The album art for John Mayer's Paradise Valley

John Mayer

Paradise Valley

Paradise Valley isn’t a complete return to blues form for John Mayer, but it’s — without a doubt — his most consistent songwriting in years. Fans will be delighted.

It’s fitting that Hugh Laurie and John Mayer are in the same issue. Like many people, the first Mayer song I heard was on a House episode. I vividly remember Hugh Laurie hanging his cane in the show and picking up a Gibson Les Paul, Gravity playing in the background as the episode faded to black. I’ve been a fan ever since.

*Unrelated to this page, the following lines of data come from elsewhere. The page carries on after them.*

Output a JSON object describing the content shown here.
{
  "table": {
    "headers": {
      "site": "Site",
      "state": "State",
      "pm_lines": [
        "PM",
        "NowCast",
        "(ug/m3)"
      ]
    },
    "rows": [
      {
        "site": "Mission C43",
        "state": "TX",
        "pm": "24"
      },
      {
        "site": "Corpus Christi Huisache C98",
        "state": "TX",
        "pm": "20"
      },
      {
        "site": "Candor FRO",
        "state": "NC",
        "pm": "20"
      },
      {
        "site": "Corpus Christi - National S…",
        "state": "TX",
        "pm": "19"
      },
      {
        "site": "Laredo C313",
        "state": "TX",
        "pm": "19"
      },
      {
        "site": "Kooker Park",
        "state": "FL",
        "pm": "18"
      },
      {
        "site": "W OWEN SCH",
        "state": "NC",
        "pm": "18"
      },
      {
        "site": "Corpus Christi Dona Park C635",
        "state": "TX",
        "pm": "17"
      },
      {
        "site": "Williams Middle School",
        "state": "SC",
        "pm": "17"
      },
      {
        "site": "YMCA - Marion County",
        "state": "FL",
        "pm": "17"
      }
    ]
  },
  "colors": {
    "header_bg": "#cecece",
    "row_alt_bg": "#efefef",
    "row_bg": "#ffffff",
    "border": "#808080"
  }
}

Every single review I read of this record is awful. It’s all “John Mayer throws women away and half the songs are about ex-girlfriends” and all that kind of stuff other less-popular musicians don’t have to put up with. But isn’t that what blues is about? It’s a relief to hear Mayer stick to what he knows.

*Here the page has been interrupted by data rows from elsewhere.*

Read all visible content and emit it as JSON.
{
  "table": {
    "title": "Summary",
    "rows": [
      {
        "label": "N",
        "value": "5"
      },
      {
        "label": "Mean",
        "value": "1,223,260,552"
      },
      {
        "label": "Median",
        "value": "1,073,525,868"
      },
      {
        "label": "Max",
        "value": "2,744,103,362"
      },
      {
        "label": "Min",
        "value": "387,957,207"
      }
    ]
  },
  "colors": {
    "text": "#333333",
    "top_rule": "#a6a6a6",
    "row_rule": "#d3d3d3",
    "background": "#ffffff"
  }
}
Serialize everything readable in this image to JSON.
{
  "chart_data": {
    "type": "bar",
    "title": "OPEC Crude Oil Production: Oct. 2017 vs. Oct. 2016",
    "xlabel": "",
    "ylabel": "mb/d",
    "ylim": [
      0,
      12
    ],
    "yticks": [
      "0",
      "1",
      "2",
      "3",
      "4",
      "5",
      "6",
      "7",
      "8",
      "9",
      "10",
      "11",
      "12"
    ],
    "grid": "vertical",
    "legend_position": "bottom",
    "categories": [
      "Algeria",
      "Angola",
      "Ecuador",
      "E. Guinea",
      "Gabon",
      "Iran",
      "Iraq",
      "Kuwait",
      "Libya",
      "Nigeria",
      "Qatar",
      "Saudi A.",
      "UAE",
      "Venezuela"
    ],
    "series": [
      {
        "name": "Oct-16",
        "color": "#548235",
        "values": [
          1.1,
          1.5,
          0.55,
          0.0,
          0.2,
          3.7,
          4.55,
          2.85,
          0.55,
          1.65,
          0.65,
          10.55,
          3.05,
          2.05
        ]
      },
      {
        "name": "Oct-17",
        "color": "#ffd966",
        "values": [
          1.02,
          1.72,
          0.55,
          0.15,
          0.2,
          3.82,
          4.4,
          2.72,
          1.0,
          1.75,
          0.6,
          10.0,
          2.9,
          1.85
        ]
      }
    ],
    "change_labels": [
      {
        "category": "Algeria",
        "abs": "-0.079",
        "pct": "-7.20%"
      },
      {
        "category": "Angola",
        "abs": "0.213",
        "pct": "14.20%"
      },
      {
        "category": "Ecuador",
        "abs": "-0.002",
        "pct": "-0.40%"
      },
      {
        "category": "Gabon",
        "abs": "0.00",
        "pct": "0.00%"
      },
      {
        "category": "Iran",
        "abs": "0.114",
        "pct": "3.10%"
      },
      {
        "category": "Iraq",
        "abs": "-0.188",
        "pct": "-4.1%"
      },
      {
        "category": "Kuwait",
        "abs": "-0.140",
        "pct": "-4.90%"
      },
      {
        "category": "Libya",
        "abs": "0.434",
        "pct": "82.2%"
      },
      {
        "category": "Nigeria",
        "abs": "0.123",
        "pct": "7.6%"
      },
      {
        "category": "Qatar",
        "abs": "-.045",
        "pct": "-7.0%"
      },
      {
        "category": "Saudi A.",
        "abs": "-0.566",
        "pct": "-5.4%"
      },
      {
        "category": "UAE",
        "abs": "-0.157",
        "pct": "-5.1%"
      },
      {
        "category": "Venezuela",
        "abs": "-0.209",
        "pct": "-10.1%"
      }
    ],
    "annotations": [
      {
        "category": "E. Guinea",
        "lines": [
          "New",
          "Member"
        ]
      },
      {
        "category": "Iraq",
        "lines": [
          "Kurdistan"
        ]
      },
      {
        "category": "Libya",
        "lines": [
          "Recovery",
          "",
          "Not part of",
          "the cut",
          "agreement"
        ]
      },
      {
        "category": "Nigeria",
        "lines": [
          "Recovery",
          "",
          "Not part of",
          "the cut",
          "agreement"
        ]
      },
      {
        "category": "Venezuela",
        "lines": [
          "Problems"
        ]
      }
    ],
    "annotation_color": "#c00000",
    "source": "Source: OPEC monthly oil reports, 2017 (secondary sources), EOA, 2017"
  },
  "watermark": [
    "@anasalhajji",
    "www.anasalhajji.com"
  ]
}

I’m of the belief that John Mayer’s always been a good songwriter, despite some of his lesser records. While Paradise Valley is no Continuum, it’s his best since. It’s got a little blues, a little country, a lot of Americana, and a little more of an optimistic outlook than songs like Dreaming With a Broken Heart.

Want some great tracks from the album? Check out Wildfire, a nice intro to Mayer’s newest stylistic country. Waitin’ On the Day and Paper Doll are the most old-school like Mayer cuts. My personal favourite, I Will Be Found (Lost at Sea), is beautiful, and Badge and Gun is as breezy Americana as you could ever expect.

The real talk of the record is Who You Love, which features Katy Perry. We’re all talking about it because Perry’s on it. But the song sucks, naturally, despite Katy’s less in-your-face vocal mannerisms. It’s not a good fit for her sexually grandiose style — Perry singing softly doesn’t feel natural. It’s the stuck-up thumb on an otherwise great record.